The fix: Soak your dal for at least 30 minutes before cooking. If you’re using an Instant Pot or pressure cooker, you’ll also find you need fewer whistles/minutes, which means less steam escaping and better water control overall.
If you’re making dal on the stovetop (no pressure cooker), cooking on high heat causes rapid boiling which evaporates water unevenly. The outside of the lentils can get mushy while the inside stays hard, and you often end up adding more and more water to compensate — ending up with a thin, starchy broth rather than creamy dal. This is also how you get that slightly gummy, pasty texture that’s different from creamy-thick.
The fix: Bring to a boil, then reduce to a gentle simmer with the lid slightly ajar. Low and slow is the way. The lentils should be bubbling softly, not aggressively.
Jain version: Skip the onion, garlic, and ginger entirely. Add asafoetida (hing) — a generous pinch — to your tadka and increase the cumin. Use tomatoes liberally for depth of flavour. The dal will still be thick and flavourful.

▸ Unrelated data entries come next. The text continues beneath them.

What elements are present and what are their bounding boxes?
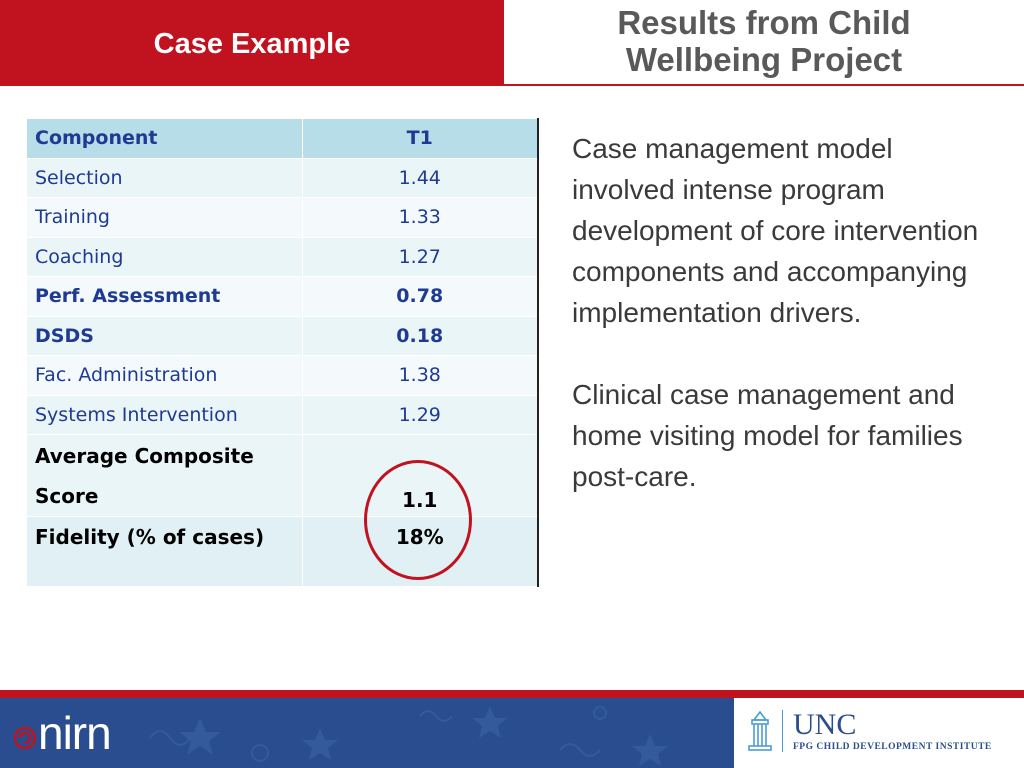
footer-unc-area: UNC FPG CHILD DEVELOPMENT INSTITUTE — [734, 698, 1024, 768]
description-paragraph: Case management model involved intense p… — [572, 133, 979, 328]
header-right-area: Results from Child Wellbeing Project — [504, 0, 1024, 86]
table-row: Selection 1.44 — [26, 157, 538, 198]
component-cell: Training — [26, 197, 303, 238]
table-row: Coaching 1.27 — [26, 236, 538, 277]
average-score-label: Average Composite Score — [26, 434, 303, 517]
unc-logo: UNC FPG CHILD DEVELOPMENT INSTITUTE — [746, 710, 992, 752]
footer-divider — [0, 690, 1024, 698]
table-row: DSDS 0.18 — [26, 315, 538, 356]
body-text: Case management model involved intense p… — [572, 128, 992, 538]
t1-cell: 0.78 — [302, 276, 538, 317]
header-left-banner: Case Example — [0, 0, 504, 86]
unc-name: UNC — [793, 708, 857, 741]
footer-pattern — [149, 706, 668, 766]
slide-section-title: Case Example — [153, 27, 351, 60]
column-header-component: Component — [26, 118, 303, 159]
unc-text-block: UNC FPG CHILD DEVELOPMENT INSTITUTE — [793, 708, 992, 753]
t1-cell: 1.44 — [302, 157, 538, 198]
fidelity-label: Fidelity (% of cases) — [26, 516, 303, 587]
unc-subtitle: FPG CHILD DEVELOPMENT INSTITUTE — [793, 742, 992, 752]
footer-band: nirn — [0, 698, 734, 768]
fidelity-value: 18% — [302, 516, 538, 587]
fidelity-row: Fidelity (% of cases) 18% — [26, 516, 538, 587]
table-row: Training 1.33 — [26, 197, 538, 238]
component-cell: DSDS — [26, 315, 303, 356]
unc-bell-tower-icon — [748, 710, 772, 751]
t1-cell: 1.27 — [302, 236, 538, 277]
t1-cell: 0.18 — [302, 315, 538, 356]
nirn-logo-text: nirn — [38, 707, 112, 759]
description-paragraph: Clinical case management and home visiti… — [572, 379, 963, 492]
table-row: Perf. Assessment 0.78 — [26, 276, 538, 317]
table-row: Systems Intervention 1.29 — [26, 394, 538, 435]
component-cell: Fac. Administration — [26, 355, 303, 396]
t1-cell: 1.29 — [302, 394, 538, 435]
header-divider — [504, 84, 1024, 86]
average-score-row: Average Composite Score 1.1 — [26, 434, 538, 517]
nirn-swirl-icon — [14, 727, 36, 749]
unc-logo-divider — [782, 710, 783, 752]
t1-cell: 1.38 — [302, 355, 538, 396]
average-score-value: 1.1 — [302, 434, 538, 517]
column-header-t1: T1 — [302, 118, 538, 159]
t1-cell: 1.33 — [302, 197, 538, 238]
component-cell: Selection — [26, 157, 303, 198]
table-header-row: Component T1 — [26, 118, 538, 159]
table-row: Fac. Administration 1.38 — [26, 355, 538, 396]
component-cell: Perf. Assessment — [26, 276, 303, 317]
component-cell: Systems Intervention — [26, 394, 303, 435]
component-cell: Coaching — [26, 236, 303, 277]
results-table: Component T1 Selection 1.44 Training 1.3… — [26, 118, 539, 587]
slide-title: Results from Child Wellbeing Project — [617, 4, 911, 78]
nirn-logo: nirn — [14, 706, 112, 760]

No-onion no-garlic: Same as above — hing, extra cumin, and a pinch of dried ginger powder (soonth) in the tadka work beautifully together.
Vegan: Swap ghee for coconut oil or a good quality refined sunflower oil. The tadka won’t have that nutty ghee aroma but will still be very tasty. Some people use vegan butter, which I think works reasonably well.

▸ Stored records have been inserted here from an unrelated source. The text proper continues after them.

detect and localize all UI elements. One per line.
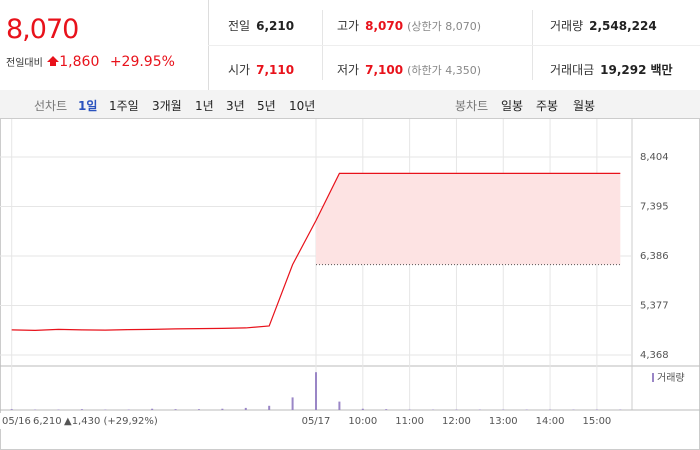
tab[interactable]: 주봉 — [536, 99, 559, 113]
stat: 저가 7,100 (하한가 4,350) — [337, 61, 481, 78]
tab[interactable]: 1일 — [78, 99, 98, 113]
x-tick-label: 05/17 — [302, 416, 331, 427]
legend-swatch — [652, 373, 654, 382]
volume-bar — [174, 409, 177, 410]
volume-bar — [10, 409, 13, 410]
tab[interactable]: 3년 — [226, 99, 245, 113]
divider — [208, 45, 700, 46]
tab[interactable]: 월봉 — [573, 99, 596, 113]
area-fill — [316, 173, 621, 265]
volume-bar — [80, 409, 83, 410]
stat-value: 2,548,224 — [589, 19, 657, 33]
x-tick-label: 12:00 — [442, 416, 471, 427]
volume-bar — [385, 409, 388, 410]
x-tick-label: 10:00 — [348, 416, 377, 427]
annotation-date: 05/16 — [2, 416, 31, 427]
current-price: 8,070 — [6, 14, 79, 45]
tab[interactable]: 5년 — [257, 99, 276, 113]
change-value: 1,860 — [59, 54, 100, 70]
stat-label: 고가 — [337, 19, 360, 33]
tab-group-label: 선차트 — [34, 99, 68, 113]
y-tick-label: 6,386 — [640, 251, 669, 262]
change-label: 전일대비 — [6, 58, 43, 69]
stat-value: 7,100 — [365, 63, 404, 77]
x-tick-label: 14:00 — [536, 416, 565, 427]
tab[interactable]: 일봉 — [501, 99, 524, 113]
price-line — [11, 172, 621, 331]
volume-bar — [291, 397, 294, 410]
stat-value: 6,210 — [256, 19, 295, 33]
volume-bar — [361, 408, 364, 410]
stat: 고가 8,070 (상한가 8,070) — [337, 17, 481, 34]
tab[interactable]: 1년 — [195, 99, 214, 113]
up-arrow — [47, 56, 60, 66]
stat: 거래대금 19,292 백만 — [550, 61, 673, 78]
x-tick-label: 13:00 — [489, 416, 518, 427]
stat-label: 전일 — [228, 19, 251, 33]
x-tick-label: 11:00 — [395, 416, 424, 427]
volume-bar — [315, 372, 317, 410]
plot-border — [0, 118, 700, 450]
stat: 전일 6,210 — [228, 17, 294, 34]
tab[interactable]: 1주일 — [109, 99, 139, 113]
y-tick-label: 7,395 — [640, 201, 669, 212]
quote-header: 8,070 전일대비 1,860 +29.95% 전일 6,210 고가 8,070… — [0, 0, 700, 91]
volume-bar — [268, 405, 271, 410]
stat-value: 8,070 — [365, 19, 404, 33]
stat-label: 거래대금 — [550, 63, 595, 77]
tab-bar: 선차트 1일 1주일 3개월 1년 3년 5년 10년 봉차트 일봉 주봉 월봉 — [0, 90, 700, 119]
tab[interactable]: 10년 — [289, 99, 316, 113]
stat-label: 저가 — [337, 63, 360, 77]
stat-value: 7,110 — [256, 63, 295, 77]
stat-unit: 백만 — [650, 63, 673, 77]
tab[interactable]: 3개월 — [152, 99, 182, 113]
legend-label: 거래량 — [657, 372, 685, 384]
x-tick-label: 15:00 — [582, 416, 611, 427]
stat-note: (하한가 4,350) — [407, 64, 481, 77]
annotation-price: 6,210 — [33, 416, 62, 427]
y-tick-label: 5,377 — [640, 300, 669, 311]
volume-bar — [197, 409, 200, 410]
y-tick-label: 8,404 — [640, 152, 669, 163]
volume-bar — [338, 401, 341, 410]
tab-group-label: 봉차트 — [455, 99, 489, 113]
stat: 거래량 2,548,224 — [550, 17, 657, 34]
y-tick-label: 4,368 — [640, 350, 669, 361]
annotation-change: ▲1,430 (+29,92%) — [64, 416, 158, 427]
change: 전일대비 1,860 +29.95% — [6, 54, 175, 70]
volume-bar — [151, 408, 154, 410]
stat-label: 거래량 — [550, 19, 584, 33]
stat-note: (상한가 8,070) — [407, 20, 481, 33]
change-pct: +29.95% — [109, 54, 175, 70]
annotation-bg — [0, 413, 160, 429]
volume-bar — [221, 408, 224, 410]
stat-label: 시가 — [228, 63, 251, 77]
stat-value: 19,292 — [600, 63, 647, 77]
stat: 시가 7,110 — [228, 61, 294, 78]
volume-bar — [244, 407, 247, 410]
price-box: 8,070 전일대비 1,860 +29.95% — [0, 0, 209, 90]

Gluten-free: Dal is naturally gluten-free. Just check your asafoetida packet if using — some brands add wheat flour as a filler. Look for pure hing or a GF-certified brand.

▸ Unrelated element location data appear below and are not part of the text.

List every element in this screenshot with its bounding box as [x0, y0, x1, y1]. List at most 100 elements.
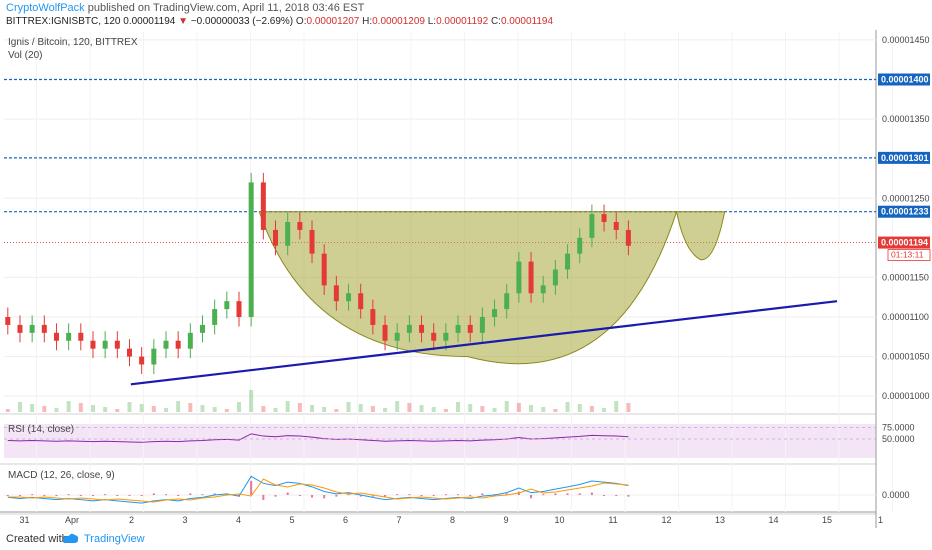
- rsi-label: RSI (14, close): [8, 424, 75, 435]
- open-label: O:: [295, 16, 307, 27]
- candle-body: [370, 309, 376, 325]
- volume-bar: [188, 403, 193, 412]
- low-value: 0.00001192: [436, 16, 489, 27]
- candle-body: [151, 348, 157, 365]
- macd-hist-bar: [384, 495, 387, 497]
- macd-hist-bar: [79, 495, 82, 496]
- candle-body: [577, 237, 583, 254]
- publish-line: CryptoWolfPack published on TradingView.…: [6, 2, 364, 14]
- volume-bar: [66, 401, 71, 412]
- macd-hist-bar: [335, 495, 338, 497]
- volume-bar: [577, 404, 582, 412]
- volume-bar: [310, 405, 315, 412]
- macd-hist-bar: [128, 495, 131, 496]
- time-tick-label: 10: [554, 515, 564, 525]
- candle-body: [260, 182, 266, 230]
- time-tick-label: 3: [182, 515, 187, 525]
- candle-body: [17, 324, 23, 333]
- chart-canvas[interactable]: 0.000014500.000013500.000012500.00001150…: [0, 0, 932, 528]
- volume-bar: [541, 407, 546, 412]
- time-tick-label: 13: [715, 515, 725, 525]
- macd-label: MACD (12, 26, close, 9): [8, 470, 115, 481]
- macd-hist-bar: [566, 493, 569, 495]
- candle-body: [126, 348, 132, 357]
- time-tick-label: 11: [608, 515, 617, 525]
- candle-body: [273, 229, 279, 246]
- candle-body: [540, 285, 546, 294]
- macd-hist-bar: [347, 494, 350, 496]
- author-name[interactable]: CryptoWolfPack: [6, 2, 85, 14]
- macd-hist-bar: [432, 495, 435, 496]
- macd-hist-bar: [420, 495, 423, 496]
- macd-hist-bar: [311, 495, 314, 498]
- macd-hist-bar: [31, 494, 34, 496]
- volume-bar: [529, 405, 534, 412]
- candle-body: [236, 301, 242, 317]
- level-tag-0: [878, 73, 930, 86]
- current-price-label: 0.00001194: [881, 238, 928, 248]
- candle-body: [5, 317, 11, 325]
- volume-bar: [139, 404, 144, 412]
- macd-tick-label: 0.0000: [882, 490, 910, 500]
- volume-bar: [602, 408, 607, 412]
- volume-bar: [127, 402, 132, 412]
- macd-hist-bar: [396, 494, 399, 496]
- candle-body: [285, 222, 291, 246]
- macd-hist-bar: [140, 495, 143, 496]
- volume-bar: [30, 404, 35, 412]
- volume-bar: [224, 409, 229, 412]
- macd-hist-bar: [578, 493, 581, 495]
- candle-body: [114, 340, 120, 349]
- candle-body: [419, 324, 425, 333]
- volume-bar: [589, 406, 594, 412]
- time-tick-label: 6: [343, 515, 348, 525]
- high-label: H:: [362, 16, 373, 27]
- volume-bar: [395, 401, 400, 412]
- time-tick-label: 2: [129, 515, 134, 525]
- volume-bar: [358, 404, 363, 412]
- level-tag-label: 0.00001400: [881, 75, 929, 85]
- volume-bar: [297, 403, 302, 412]
- volume-bar: [334, 409, 339, 412]
- created-with-label: Created with: [6, 533, 68, 545]
- volume-bar: [237, 402, 242, 412]
- ohlc-line: BITTREX:IGNISBTC, 120 0.00001194 ▼ −0.00…: [6, 16, 553, 27]
- time-tick-label: 1: [878, 515, 883, 525]
- last-price: 0.00001194: [123, 16, 176, 27]
- volume-bar: [5, 409, 10, 412]
- main-panel-title: Ignis / Bitcoin, 120, BITTREX: [8, 37, 138, 48]
- volume-bar: [516, 403, 521, 412]
- macd-hist-bar: [104, 494, 107, 496]
- volume-bar: [212, 407, 217, 412]
- volume-bar: [103, 407, 108, 412]
- macd-hist-bar: [323, 495, 326, 499]
- volume-bar: [456, 402, 461, 412]
- price-tick-label: 0.00001000: [882, 391, 930, 401]
- tradingview-logo-icon: [63, 533, 79, 543]
- macd-signal-line: [7, 478, 629, 503]
- candle-body: [175, 340, 181, 349]
- volume-bar: [492, 408, 497, 412]
- volume-bar: [626, 403, 631, 412]
- price-tick-label: 0.00001100: [882, 312, 929, 322]
- rising-trendline: [130, 300, 838, 386]
- countdown-tag: [887, 249, 931, 261]
- macd-hist-bar: [55, 495, 58, 496]
- macd-hist-bar: [530, 495, 533, 499]
- macd-hist-bar: [371, 495, 374, 497]
- volume-bar: [370, 406, 375, 412]
- volume-bar: [419, 405, 424, 412]
- candle-body: [321, 253, 327, 286]
- time-tick-label: 7: [396, 515, 401, 525]
- time-tick-label: 14: [768, 515, 778, 525]
- candle-body: [504, 293, 510, 310]
- macd-hist-bar: [444, 494, 447, 496]
- current-price-tag: [878, 236, 930, 249]
- macd-hist-bar: [262, 495, 265, 500]
- candle-body: [601, 214, 607, 222]
- tradingview-brand[interactable]: TradingView: [84, 533, 145, 545]
- candle-body: [309, 229, 315, 254]
- candle-body: [613, 222, 619, 230]
- candle-body: [333, 285, 339, 302]
- candle-body: [455, 324, 461, 333]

A well-made, thick dal deserves the right accompaniments. Here are my favourites:
Dal actually tastes better the next day — the flavours deepen overnight in the fridge. Store in an airtight container for up to 3 days in the refrigerator, or freeze for up to a month.
When reheating, dal will have thickened considerably in the fridge (this is normal and a sign you made it correctly!). Add a small splash of hot water — 2-3 tablespoons at most — stir well, and reheat gently on the stovetop or in a microwave with a lid on. Taste and adjust salt. If you want to refresh the flavour, a tiny fresh tadka of just ghee, cumin, and a pinch of chilli powder drizzled on top before serving makes it taste freshly made.
This almost always comes down to too much water added before pressure cooking, or not mashing the dal after cooking. Use a 1:2.5 ratio of dal to water, and once pressure-cooked, mash the dal vigorously with the back of a ladle or a mathani before adding your tadka. The starch released during mashing is what gives dal its body.
The fastest fix is to simmer the dal uncovered on medium heat for 10-15 minutes — evaporation will naturally thicken it. You can also add a small amount of cooked and mashed dal (if you have leftovers) or stir in a teaspoon of besan (chickpea flour) dissolved in cold water and simmer for 5 minutes. I know purists will disagree with the besan trick, but it works in an emergency and you genuinely cannot taste it.
Bland, flat-tasting dal usually means the tadka wasn’t cooked long enough. Onions must reach golden-brown (not just soft), tomatoes must completely break down into a paste, and dry spices must sizzle in the fat for at least 30 seconds before any liquid is added. Also check your salt — under-salted dal tastes flat regardless of how good the technique is.
Yes, genuinely. Soaked lentils cook more evenly, break down more completely, and release more starch — all of which contribute to a thicker final texture. Even a 20-minute soak makes a noticeable difference, especially for toor dal and chana dal. I skip soaking when I’m rushed and I always notice the difference on those days.
Absolutely. Lentils that are more than a year old (even if stored properly) can fail to soften and break down correctly, resulting in a grainy, thin dal rather than a creamy one. If your dal isn’t thickening despite doing everything right, stale lentils are a likely culprit. Buy fresh stock, soak before cooking, and you should see an immediate improvement.